Last week, Collins said in an interview that he apologized to Jones for publicly airing these concerns, but said that potential conflicts remain. He would not comment further.
Jones said during the board meeting Tuesday that public scrutiny and an opinion from the Ohio Ethic Commission could have been avoided.
“Unfortunately, the only reason I had to do that is because Mr. Collins chose to do this in public without asking me personally beforehand because we wouldn’t have come to this and I would have provided this explanation,” Jones said.
Meanwhile, Sarah Roberts, a gifted-education advocate from Vandalia, filed a complaint in December alleging that Jones, who has been compensated more than $220,000 annually from the nonprofit AICUO, should not be voting on or discussing programs that benefit his employer.
“Mr. Jones should exclude himself from these discussions and votes,” Roberts wrote in the complaint, which was forwarded by the Inspector General to the Ohio Ethic Commission on Wednesday.

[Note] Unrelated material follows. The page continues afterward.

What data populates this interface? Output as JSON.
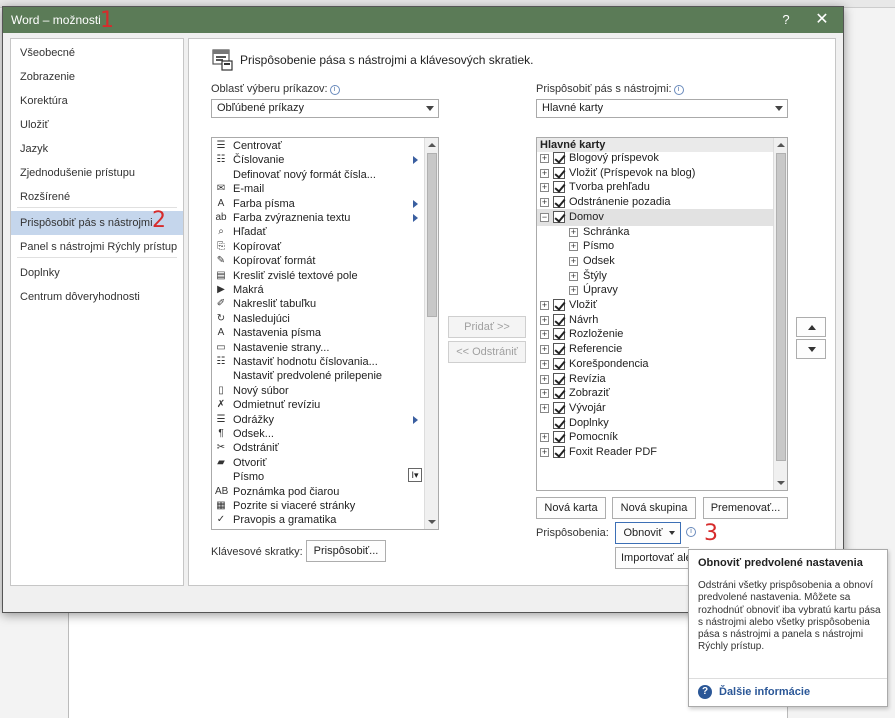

She accused him of manipulating action of the board Achievement Committee, suppressing votes and supplying questionable information.
She quoted him as saying that previous committee chairs “have not been as enlightened as I” in trying to reach consensus rather than call for a vote.
Although Jones takes the position that he has no conflicts, he told the Beacon Journal in an interview last year that he had informed the AICUO board that it would be prudent to have someone else lobby state government on PSEO and dual enrollment programs.
He said at the time: “I would prefer that we establish, that we exclude me from all policy advocacy and policy decision making related to PSEO and dual enrollment programs for the association so that I might be able to maintain my independence as a state board member to advocate what I believe in that area.”
Nonetheless, Jones testified before the Senate on PSEO in May after he said the AICUO had hired someone else to handle the topic.
In November, Jones wrote his own version of the gifted operating standards, which address how state funding for PSEO and other programs should be spent.
That same month, Jones said he failed to properly disclose conversations with the governor’s office about PSEO.
As mandated by the state budget, Jones’ organization met with the Ohio Board of Regents and other interested groups six times between August and October to make recommendations on dual enrollment and other programs.